VAE-Based Synthetic EMG Generation with Mix-Consistency Loss for Recognizing Unseen Motion Combinations
Itsuki Yazawa, Akira Furui
TL;DR
This work tackles EMG-based motion classification for unseen combined motions, where linear input-space mixing fails due to nonlinear neuromuscular phenomena. It introduces a variational autoencoder with a mix-consistency loss ($L_{ ext{mix}}$) to structure a latent space in which combined motions lie between their basic components, enabling synthetic data generation via latent-space convex combinations and subsequent classifier training. The method employs a two-stage training framework and Dirichlet-distributed mixing with latent dimension $Z=6$, achieving about $78\%$ overall accuracy on unseen combinations, outperforming an input-space Mixup baseline (~$44\%$) and approaching fully-supervised performance (~$85\%$). The approach reduces data-collection burdens for multi-DOF EMG control and lays groundwork for cross-subject transfer learning, moving toward calibration-free prosthetic interfaces; however, a remaining gap to fully supervised performance and the need for subject-specific data in VAE training highlight areas for future work, including transfer learning across users.
Abstract
Electromyogram (EMG)-based motion classification using machine learning has been widely employed in applications such as prosthesis control. While previous studies have explored generating synthetic patterns of combined motions to reduce training data requirements, these methods assume that combined motions can be represented as linear combinations of basic motions. However, this assumption often fails due to complex neuromuscular phenomena such as muscle co-contraction, resulting in low-fidelity synthetic signals and degraded classification performance.

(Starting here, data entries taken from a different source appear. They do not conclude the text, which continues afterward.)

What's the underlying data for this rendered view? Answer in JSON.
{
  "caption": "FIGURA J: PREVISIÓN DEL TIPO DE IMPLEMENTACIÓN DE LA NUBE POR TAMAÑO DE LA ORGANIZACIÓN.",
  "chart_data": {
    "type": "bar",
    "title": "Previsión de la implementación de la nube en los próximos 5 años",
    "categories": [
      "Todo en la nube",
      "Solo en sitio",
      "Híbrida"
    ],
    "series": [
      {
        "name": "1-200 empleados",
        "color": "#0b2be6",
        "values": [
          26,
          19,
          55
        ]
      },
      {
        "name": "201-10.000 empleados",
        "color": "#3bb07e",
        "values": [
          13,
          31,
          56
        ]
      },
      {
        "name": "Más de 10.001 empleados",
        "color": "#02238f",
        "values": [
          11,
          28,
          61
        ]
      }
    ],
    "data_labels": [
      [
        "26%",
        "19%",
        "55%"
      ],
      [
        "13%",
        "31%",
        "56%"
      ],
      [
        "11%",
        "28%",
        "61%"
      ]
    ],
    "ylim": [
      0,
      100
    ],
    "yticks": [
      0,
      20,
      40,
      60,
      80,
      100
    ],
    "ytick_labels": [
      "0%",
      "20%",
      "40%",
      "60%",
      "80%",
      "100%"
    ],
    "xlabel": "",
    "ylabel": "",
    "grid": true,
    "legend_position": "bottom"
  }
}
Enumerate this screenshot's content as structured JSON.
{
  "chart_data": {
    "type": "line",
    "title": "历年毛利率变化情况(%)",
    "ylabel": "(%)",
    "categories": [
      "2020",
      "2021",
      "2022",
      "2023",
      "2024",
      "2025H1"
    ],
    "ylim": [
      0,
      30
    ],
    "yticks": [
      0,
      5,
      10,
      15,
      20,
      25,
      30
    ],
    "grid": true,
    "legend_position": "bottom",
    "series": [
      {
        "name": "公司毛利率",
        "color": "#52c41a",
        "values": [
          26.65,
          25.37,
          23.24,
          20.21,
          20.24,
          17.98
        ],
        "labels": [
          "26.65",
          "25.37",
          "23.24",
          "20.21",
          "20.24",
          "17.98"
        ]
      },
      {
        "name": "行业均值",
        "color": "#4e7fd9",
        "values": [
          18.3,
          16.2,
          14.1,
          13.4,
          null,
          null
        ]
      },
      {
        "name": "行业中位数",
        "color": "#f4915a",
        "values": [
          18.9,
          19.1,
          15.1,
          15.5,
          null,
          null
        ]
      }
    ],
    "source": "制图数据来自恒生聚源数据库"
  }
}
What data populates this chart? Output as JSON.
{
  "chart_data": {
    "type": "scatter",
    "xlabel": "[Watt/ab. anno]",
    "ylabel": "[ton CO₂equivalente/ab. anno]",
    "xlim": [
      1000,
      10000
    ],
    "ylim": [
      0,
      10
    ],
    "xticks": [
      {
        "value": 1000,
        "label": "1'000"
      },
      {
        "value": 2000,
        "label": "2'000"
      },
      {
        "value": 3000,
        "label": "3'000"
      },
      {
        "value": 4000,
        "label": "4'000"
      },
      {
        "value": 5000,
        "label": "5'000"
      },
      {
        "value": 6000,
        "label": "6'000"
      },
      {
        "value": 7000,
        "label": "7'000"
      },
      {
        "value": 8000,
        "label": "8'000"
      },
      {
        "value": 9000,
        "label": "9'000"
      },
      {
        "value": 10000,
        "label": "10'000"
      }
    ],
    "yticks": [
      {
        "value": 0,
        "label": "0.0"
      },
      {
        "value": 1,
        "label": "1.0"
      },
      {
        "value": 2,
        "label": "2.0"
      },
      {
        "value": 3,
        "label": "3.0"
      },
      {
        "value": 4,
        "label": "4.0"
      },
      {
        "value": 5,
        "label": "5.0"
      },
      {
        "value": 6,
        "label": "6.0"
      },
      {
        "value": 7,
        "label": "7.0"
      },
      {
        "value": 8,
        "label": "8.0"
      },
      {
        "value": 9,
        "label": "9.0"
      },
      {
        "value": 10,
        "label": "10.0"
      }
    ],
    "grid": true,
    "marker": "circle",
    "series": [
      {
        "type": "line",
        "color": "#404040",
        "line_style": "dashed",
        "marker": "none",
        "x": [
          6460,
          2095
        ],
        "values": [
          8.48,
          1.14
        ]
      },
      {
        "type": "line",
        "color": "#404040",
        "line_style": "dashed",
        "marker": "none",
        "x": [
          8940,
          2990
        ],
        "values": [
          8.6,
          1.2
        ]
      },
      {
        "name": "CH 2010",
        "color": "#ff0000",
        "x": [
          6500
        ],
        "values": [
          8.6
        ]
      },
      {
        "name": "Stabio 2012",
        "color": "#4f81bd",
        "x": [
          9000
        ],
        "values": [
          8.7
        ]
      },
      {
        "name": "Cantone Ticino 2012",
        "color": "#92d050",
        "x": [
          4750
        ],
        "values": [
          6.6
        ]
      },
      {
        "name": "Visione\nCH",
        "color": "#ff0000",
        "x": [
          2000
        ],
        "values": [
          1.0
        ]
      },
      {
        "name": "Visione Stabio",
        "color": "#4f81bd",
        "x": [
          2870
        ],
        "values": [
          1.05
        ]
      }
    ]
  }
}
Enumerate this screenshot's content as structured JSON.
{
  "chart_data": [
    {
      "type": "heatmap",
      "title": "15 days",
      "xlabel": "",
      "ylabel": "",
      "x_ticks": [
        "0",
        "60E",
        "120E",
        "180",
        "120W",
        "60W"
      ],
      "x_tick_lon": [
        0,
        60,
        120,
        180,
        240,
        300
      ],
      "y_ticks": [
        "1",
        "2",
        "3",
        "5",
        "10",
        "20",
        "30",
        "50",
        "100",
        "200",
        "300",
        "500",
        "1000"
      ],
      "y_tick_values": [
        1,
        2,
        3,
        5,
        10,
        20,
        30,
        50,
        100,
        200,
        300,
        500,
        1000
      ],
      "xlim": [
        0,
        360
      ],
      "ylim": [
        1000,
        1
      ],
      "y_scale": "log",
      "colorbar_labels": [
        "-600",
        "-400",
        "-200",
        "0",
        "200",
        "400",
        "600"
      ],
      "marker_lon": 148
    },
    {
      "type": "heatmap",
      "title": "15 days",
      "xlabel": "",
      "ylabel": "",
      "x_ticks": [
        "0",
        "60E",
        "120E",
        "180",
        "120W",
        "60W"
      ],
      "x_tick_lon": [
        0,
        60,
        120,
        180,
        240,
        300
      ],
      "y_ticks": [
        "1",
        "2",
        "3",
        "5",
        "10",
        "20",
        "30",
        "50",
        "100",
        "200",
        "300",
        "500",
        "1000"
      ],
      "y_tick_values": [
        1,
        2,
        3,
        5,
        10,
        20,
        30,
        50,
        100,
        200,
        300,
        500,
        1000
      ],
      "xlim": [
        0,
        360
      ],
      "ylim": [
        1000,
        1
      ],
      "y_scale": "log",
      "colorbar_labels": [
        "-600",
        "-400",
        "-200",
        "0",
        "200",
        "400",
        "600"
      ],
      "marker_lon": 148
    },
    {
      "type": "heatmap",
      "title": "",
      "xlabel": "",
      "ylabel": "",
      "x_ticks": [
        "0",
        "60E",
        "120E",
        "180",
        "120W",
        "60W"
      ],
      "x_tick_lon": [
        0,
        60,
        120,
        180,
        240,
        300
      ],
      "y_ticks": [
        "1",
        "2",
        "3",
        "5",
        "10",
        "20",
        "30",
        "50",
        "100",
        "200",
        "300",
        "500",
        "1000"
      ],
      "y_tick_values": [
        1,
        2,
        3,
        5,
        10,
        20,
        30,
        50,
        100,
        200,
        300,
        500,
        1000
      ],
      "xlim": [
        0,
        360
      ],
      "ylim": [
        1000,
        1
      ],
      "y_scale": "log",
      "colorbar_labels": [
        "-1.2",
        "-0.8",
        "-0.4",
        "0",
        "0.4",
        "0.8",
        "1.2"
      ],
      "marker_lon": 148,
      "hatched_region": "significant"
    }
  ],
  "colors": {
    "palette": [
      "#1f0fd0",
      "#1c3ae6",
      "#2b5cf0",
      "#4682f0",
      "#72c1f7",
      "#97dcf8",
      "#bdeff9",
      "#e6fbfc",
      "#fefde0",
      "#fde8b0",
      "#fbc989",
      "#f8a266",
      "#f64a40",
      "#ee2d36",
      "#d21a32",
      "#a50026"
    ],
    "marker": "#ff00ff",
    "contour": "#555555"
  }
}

To address this limitation, we propose a novel method that learns to synthesize combined motion patterns in a structured latent space. Specifically, we employ a variational autoencoder (VAE) to encode EMG signals into a low-dimensional representation and introduce a mixconsistency loss that structures the latent space such that combined motions are embedded between their constituent basic motions. Synthetic patterns are then generated within this structured latent space and used to train classifiers for recognizing unseen combined motions. We validated our approach through upper-limb motion classification experiments with eight healthy participants. The results demonstrate that our method outperforms input-space synthesis approaches, achieving approximately 30% improvement in accuracy.